Can you spot the bug in my code - and in my test?
When I single-stepped through the for-loop, I noticed that b = 4294967168 = 0xFFFFFF80
for i = 0
. Huh?
The hex representation 0xFFFFFF80 gives away the problem. It is the two's complement representation of -128 for 32-bit integers. The hex number 0x80 is interpreted as a negative integer, because QByteArray uses (signed) char to store bytes internally. Casting -128 to a quint32 yields the two's complement. The fix is to cast to quint8.
auto b = static_cast<quint8>(bytes[count - 1 - i]);
But why didn't my unit test catch the problem?
The last two checks are caught by the if-statement at the beginning of the function byteArrayToUint32(). The checks for "314922", "1540" and "38" only use byte values of less than 128 (0x80).
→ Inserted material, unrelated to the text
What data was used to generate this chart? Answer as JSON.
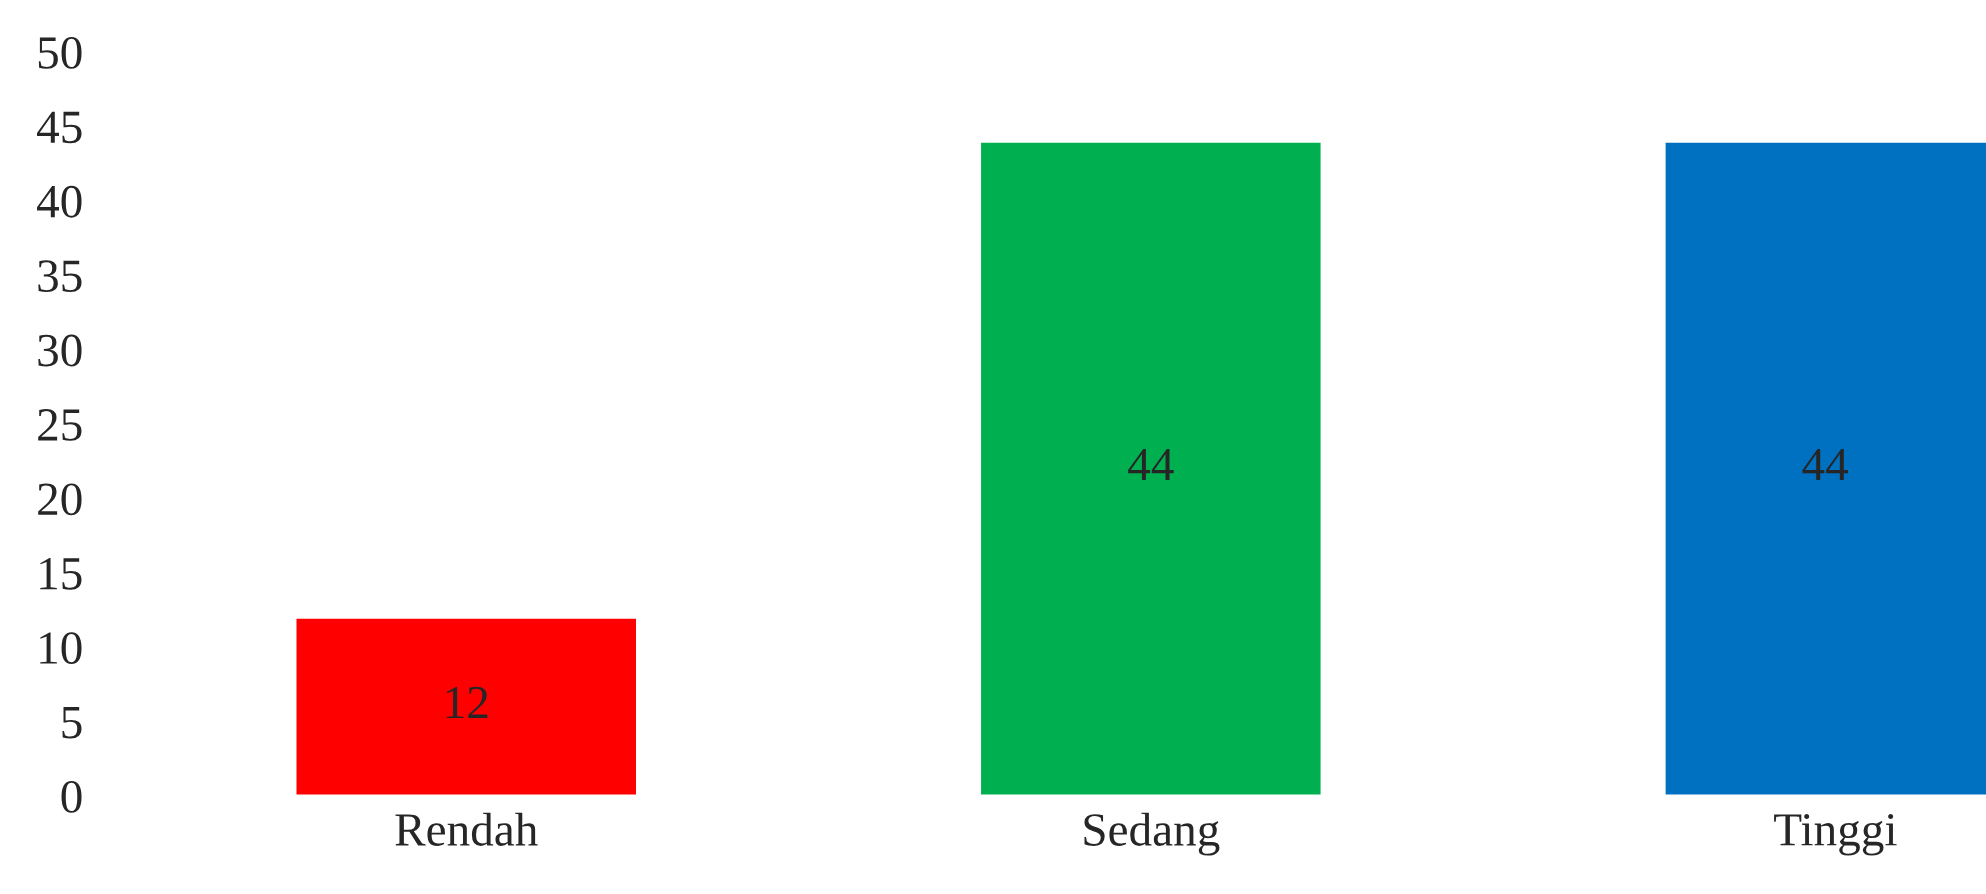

This leaves the check for "9020562f", which starts with 0x90 - the negative integer -112. The two's complement of -112 is 0xFFFFFF90. The line
number += static_cast<quint32>(b << (8 * i));
shifts 0xFFFFFF90 24 bits to the left, which yields 0x90000000. The shifting lets all the leading F's disappear but only for the byte taking up the bit positions 24 to 31. For all other bytes, shifting can't do this magic trick. The other bytes are not shifted far enough.
The unit test didn't catch the problem, because I accidentally chose a skewed distribution of the byte values. I added two more checks to the unit test.
void TestByteArrayToUint32::testByteArrayToUint32() { // ... QCOMPARE(byteArrayToUint32(QByteArray::fromHex("0180")), 0x180U); QCOMPARE(byteArrayToUint32(QByteArray::fromHex("95")), 0x95U); }
You can find the example code on github.
Interesting. To my mind this is really the fault of QByteArray::operator[] returning a char instead of an unsigned char; a byte is just 8 bits (I know, I know, it wasn’t always so…) and should be returned as such from a container named “QByteArray”. Returning a char is actually worse than returning a straight “signed char” as it’s ambiguous if the value is signed or not. Urgh.
If I were to implement the above, I would be inclined to use .data() and cast the result to a const uint8_t* and then use that. No nasty surprises…
Your idea of using .data() and casting only works if the byte array comes in little endian – as you can see from the first two checks in the unit test below. That’s the reason why I don’t like network protocols using big endian notation. Here is the conversion function with its test.
You perfectly summarised the problem with QByteArray. We expect the underlying type to be a uint8_t (quint8). If it were a char, the class should be called QCharArray.